Putin kommt zum Papst
Sein Schreiben, verschickt anlässlich des G20-Gipfels in Sankt Petersburg Anfang September, drängte auf eine friedliche Beilegung der Syrienkrise . Aber dennoch ist es alles andere als alltäglich, dass ein Kremlchef das Zentrum der katholischen Weltkirche betritt.
Bis zum Sommer 2010 hatten Russland und der Heilige Stuhl keinen Botschafteraustausch. Russland gehörte damit zu dem letzten Zehntel der Staaten ohne volle diplomatische Beziehungen mit dem Vatikan - etwa China, Nordkorea, Tuvalu oder Saudi-Arabien. Zuvor bestanden zwischen Moskau und Rom lediglich diplomatische Arbeitskontakte, festgezurrt wenige Monate nach dem Fall des Eisernen Vorhangs vom damaligen Generalsekretär der Kommunistischen Partei, Michail Gorbatschow, persönlich. Geschlagene fünf Viertelstunden dauerte das Gespräch am 1. Dezember 1989 mit Johannes Paul II., ungewöhnlich lang selbst für Staatsbesuche.
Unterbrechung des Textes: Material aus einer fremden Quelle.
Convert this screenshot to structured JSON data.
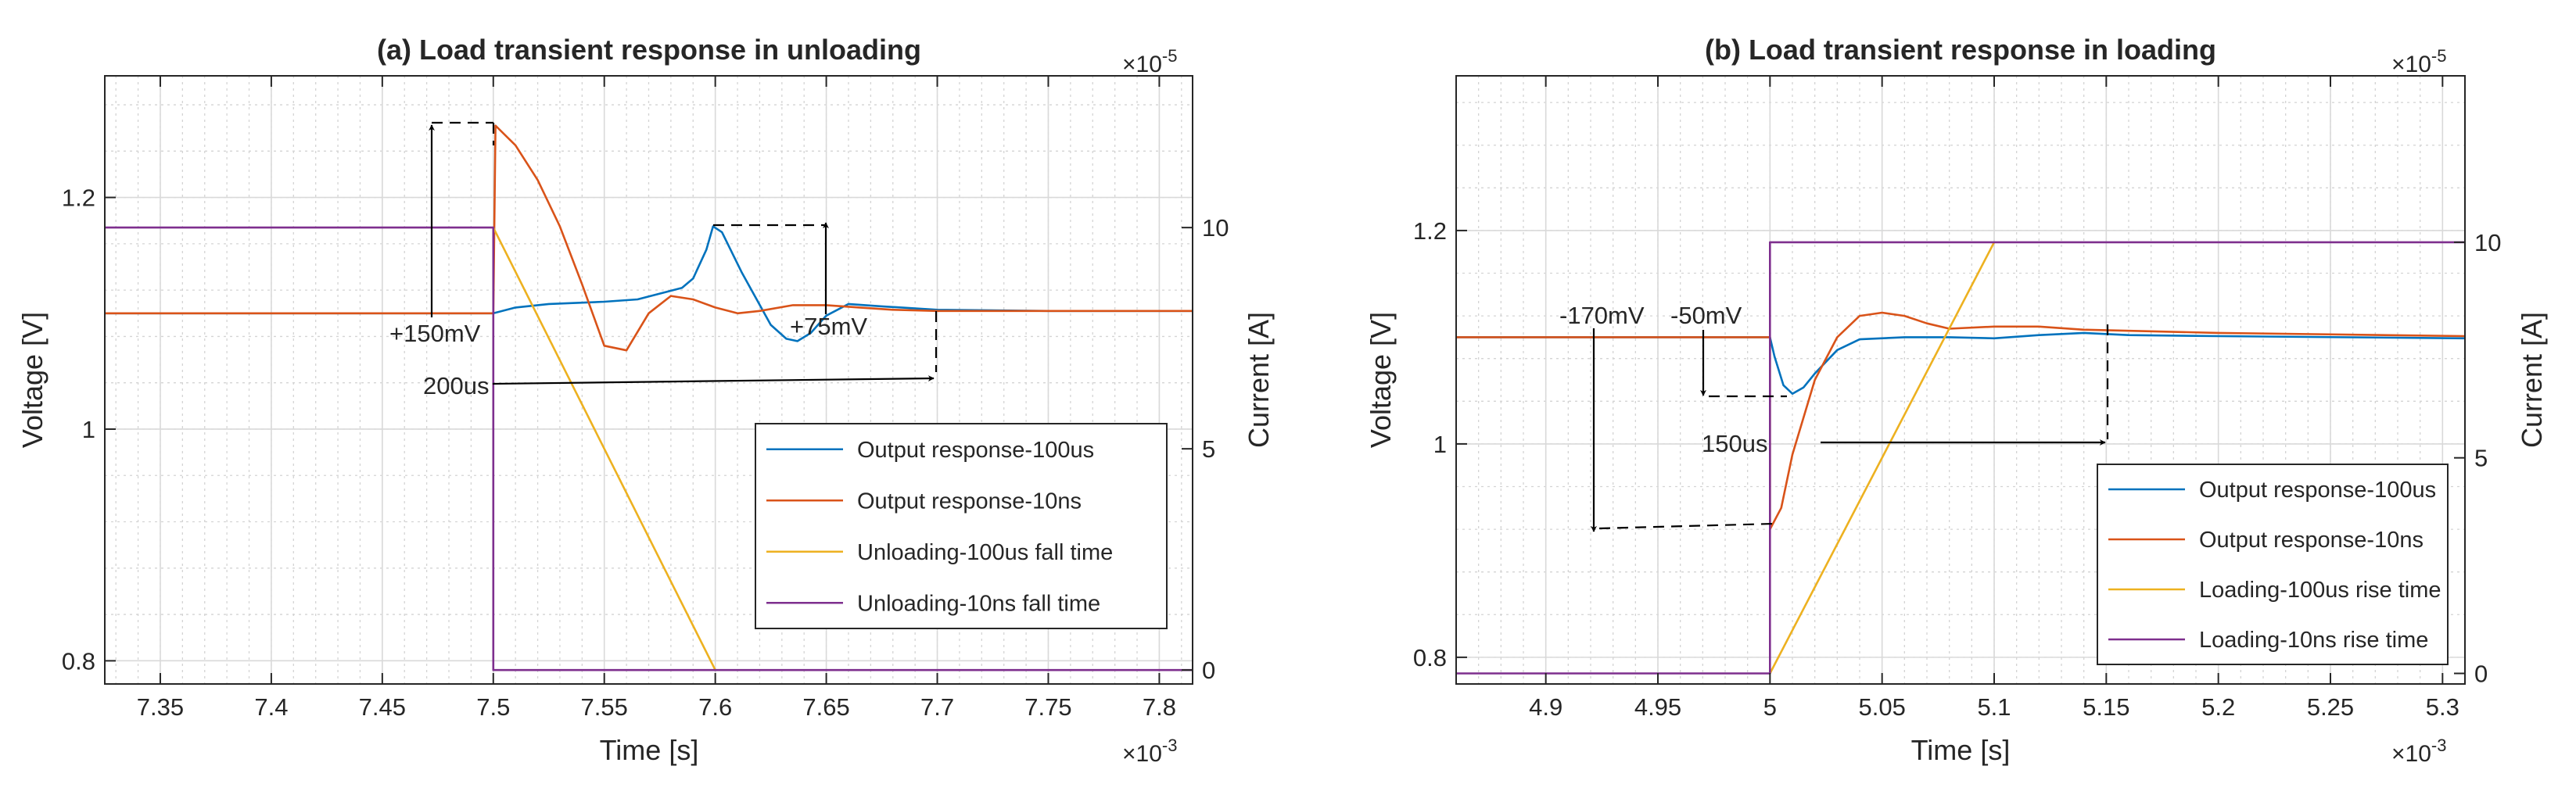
{
  "chart_data": [
    {
      "type": "line",
      "title": "(a) Load transient response in unloading",
      "xlabel": "Time [s]",
      "ylabel_left": "Voltage [V]",
      "ylabel_right": "Current [A]",
      "x_exponent_base": "×10",
      "x_exponent_power": "-3",
      "right_exponent_base": "×10",
      "right_exponent_power": "-5",
      "xlim": [
        7.325,
        7.815
      ],
      "ylim_left": [
        0.78,
        1.305
      ],
      "ylim_right": [
        -0.315,
        13.43
      ],
      "x_ticks": [
        7.35,
        7.4,
        7.45,
        7.5,
        7.55,
        7.6,
        7.65,
        7.7,
        7.75,
        7.8
      ],
      "x_tick_labels": [
        "7.35",
        "7.4",
        "7.45",
        "7.5",
        "7.55",
        "7.6",
        "7.65",
        "7.7",
        "7.75",
        "7.8"
      ],
      "y_left_ticks": [
        0.8,
        1,
        1.2
      ],
      "y_left_tick_labels": [
        "0.8",
        "1",
        "1.2"
      ],
      "y_right_ticks": [
        0,
        5,
        10
      ],
      "y_right_tick_labels": [
        "0",
        "5",
        "10"
      ],
      "legend_position": "bottom-right",
      "series": [
        {
          "name": "Output response-100us",
          "color": "#0072BD",
          "axis": "left",
          "x": [
            7.325,
            7.5,
            7.51,
            7.525,
            7.55,
            7.565,
            7.575,
            7.585,
            7.59,
            7.596,
            7.599,
            7.603,
            7.612,
            7.625,
            7.632,
            7.637,
            7.643,
            7.65,
            7.66,
            7.675,
            7.7,
            7.75,
            7.815
          ],
          "y": [
            1.1,
            1.1,
            1.105,
            1.108,
            1.11,
            1.112,
            1.117,
            1.122,
            1.13,
            1.155,
            1.175,
            1.17,
            1.135,
            1.09,
            1.078,
            1.076,
            1.083,
            1.098,
            1.108,
            1.106,
            1.103,
            1.102,
            1.102
          ]
        },
        {
          "name": "Output response-10ns",
          "color": "#D95319",
          "axis": "left",
          "x": [
            7.325,
            7.5,
            7.501,
            7.51,
            7.52,
            7.53,
            7.54,
            7.55,
            7.56,
            7.57,
            7.58,
            7.59,
            7.6,
            7.61,
            7.62,
            7.635,
            7.65,
            7.665,
            7.68,
            7.7,
            7.75,
            7.815
          ],
          "y": [
            1.1,
            1.1,
            1.262,
            1.245,
            1.215,
            1.175,
            1.125,
            1.072,
            1.068,
            1.1,
            1.115,
            1.112,
            1.105,
            1.1,
            1.102,
            1.107,
            1.107,
            1.105,
            1.103,
            1.102,
            1.102,
            1.102
          ]
        },
        {
          "name": "Unloading-100us fall time",
          "color": "#EDB120",
          "axis": "right",
          "x": [
            7.5,
            7.6
          ],
          "y": [
            10,
            0
          ]
        },
        {
          "name": "Unloading-10ns fall time",
          "color": "#7E2F8E",
          "axis": "right",
          "x": [
            7.325,
            7.5,
            7.5,
            7.815
          ],
          "y": [
            10,
            10,
            0,
            0
          ]
        }
      ],
      "annotations": [
        {
          "label": "+150mV"
        },
        {
          "label": "+75mV"
        },
        {
          "label": "200us"
        }
      ]
    },
    {
      "type": "line",
      "title": "(b) Load transient response in loading",
      "xlabel": "Time [s]",
      "ylabel_left": "Voltage [V]",
      "ylabel_right": "Current [A]",
      "x_exponent_base": "×10",
      "x_exponent_power": "-3",
      "right_exponent_base": "×10",
      "right_exponent_power": "-5",
      "xlim": [
        4.86,
        5.31
      ],
      "ylim_left": [
        0.775,
        1.345
      ],
      "ylim_right": [
        -0.245,
        13.86
      ],
      "x_ticks": [
        4.9,
        4.95,
        5,
        5.05,
        5.1,
        5.15,
        5.2,
        5.25,
        5.3
      ],
      "x_tick_labels": [
        "4.9",
        "4.95",
        "5",
        "5.05",
        "5.1",
        "5.15",
        "5.2",
        "5.25",
        "5.3"
      ],
      "y_left_ticks": [
        0.8,
        1,
        1.2
      ],
      "y_left_tick_labels": [
        "0.8",
        "1",
        "1.2"
      ],
      "y_right_ticks": [
        0,
        5,
        10
      ],
      "y_right_tick_labels": [
        "0",
        "5",
        "10"
      ],
      "legend_position": "bottom-right",
      "series": [
        {
          "name": "Output response-100us",
          "color": "#0072BD",
          "axis": "left",
          "x": [
            4.86,
            5.0,
            5.002,
            5.006,
            5.01,
            5.015,
            5.02,
            5.03,
            5.04,
            5.06,
            5.08,
            5.1,
            5.12,
            5.14,
            5.16,
            5.2,
            5.31
          ],
          "y": [
            1.1,
            1.1,
            1.082,
            1.055,
            1.047,
            1.053,
            1.066,
            1.088,
            1.098,
            1.1,
            1.1,
            1.099,
            1.102,
            1.104,
            1.102,
            1.101,
            1.099
          ]
        },
        {
          "name": "Output response-10ns",
          "color": "#D95319",
          "axis": "left",
          "x": [
            4.86,
            5.0,
            5.0,
            5.005,
            5.01,
            5.02,
            5.03,
            5.04,
            5.05,
            5.06,
            5.07,
            5.08,
            5.1,
            5.12,
            5.14,
            5.2,
            5.31
          ],
          "y": [
            1.1,
            1.1,
            0.92,
            0.94,
            0.99,
            1.06,
            1.1,
            1.12,
            1.123,
            1.12,
            1.113,
            1.108,
            1.11,
            1.11,
            1.107,
            1.104,
            1.101
          ]
        },
        {
          "name": "Loading-100us rise time",
          "color": "#EDB120",
          "axis": "right",
          "x": [
            5.0,
            5.1
          ],
          "y": [
            0,
            10
          ]
        },
        {
          "name": "Loading-10ns rise time",
          "color": "#7E2F8E",
          "axis": "right",
          "x": [
            4.86,
            5.0,
            5.0,
            5.31
          ],
          "y": [
            0,
            0,
            10,
            10
          ]
        }
      ],
      "annotations": [
        {
          "label": "-170mV"
        },
        {
          "label": "-50mV"
        },
        {
          "label": "150us"
        }
      ]
    }
  ]
}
Sensibles Verhältnis zwischen der katholischen und der russisch-orthodoxen Kirche
Hintergrund der zögerlichen diplomatischen Annäherung waren nicht nur ideologische Vorbehalte aus den Jahrzehnten seit der russischen Revolution, sondern auch das sensible Verhältnis zwischen der katholischen und der russisch-orthodoxen Kirche. So hatte Johannes Paul II. (1978-2005) seit dem Ende des Kommunismus immer wieder den Wunsch geäußert, nach Russland zu reisen; seine Überzeugung war, Europa müsse mit beiden Lungenflügeln der westlichen und östlichen christlichen Tradition atmen, um Erbe und Identität zu wahren. Das Moskauer Patriarchat - damals unter Alexij II. (1990-2008) - hielt einen Papstbesuch jedoch nicht für opportun.
Traditionell betrachtet die russisch-orthodoxe Kirche Russland als ihr Territorium und katholische Aktivitäten als Eingriff in ihre Zuständigkeit. Die Errichtung von vier katholischen Bistümern durch Johannes Paul II. im Jahr 2002 weckte neue Vorwürfe, der Vatikan betreibe eine Abwerbung orthodoxer Gläubiger, und setzte den ökumenischen Dialog einige Schritte zurück.
Die Orthodoxie beschreibt das Verhältnis von Staat und Kirche mit dem Bild von Leib und Seele. Und sie hat Einfluss auf des Leibes Glieder, das Volk. Als Dimitri Medwedew im Dezember 2009 mit dem Angebot nach Rom reiste, die diplomatischen Beziehungen zum Vatikan auszuweiten, geschah das wohl nicht ohne Segen des Moskauer Patriarchats. Als Putin im März 2007 mit Benedikt XVI. zusammentraf, begleitete ihn entgegen früherer Spekulationen kein Vertreter des Patriarchats. Es gehe um eine politische, keine ökumenische Begegnung, hieß es. Moskaus Kirchenleitung zieht auch im weltlichen Spiel behutsam die Fäden.
Diskussion über das Verständnis der Menschenrechte
Nach der Wahl von Papst Franziskus gratulierte Putin: "Ich bin überzeugt, dass sich die konstruktive Zusammenarbeit zwischen Russland und dem Vatikan auf der Grundlage der uns verbindenden christlichen Werte erfolgreich fortsetzen wird", schrieb er an das Katholikenoberhaupt. Als verbindende Werte gelten im ökumenischen Gespräch der Schutz der traditionellen Familie und der Menschenwürde, Sexualethik und soziale Gerechtigkeit. Über das Verständnis der Menschenrechte wird seit geraumer Zeit diskutiert.
So delikat die Kontakte sind, sie währen lang: Schon mitten im Kalten Krieg, 1967, begab sich Nikolai Podgorny als erster russischer Präsident zur Papst-Audienz. Faktisch war er zwar nur der verlängerte Arm vom Chef der Kommunistischen Partei, Leonid Breschnew, aber immerhin doch formelles Oberhaupt der UdSSR. Die Unterredung mit Paul VI. kreiste um den Vietnamkrieg. Beide Seiten sorgten sich um eine Eskalation des US-amerikanischen Kriegseinsatzes. 2013 sind die geopolitischen Verhältnisse anders. Aber Russland und der Heilige Stuhl wissen auch um Gemeinsamkeiten, was ihre Vorbehalte gegen ein militärisches Eingreifen in Syrien angeht.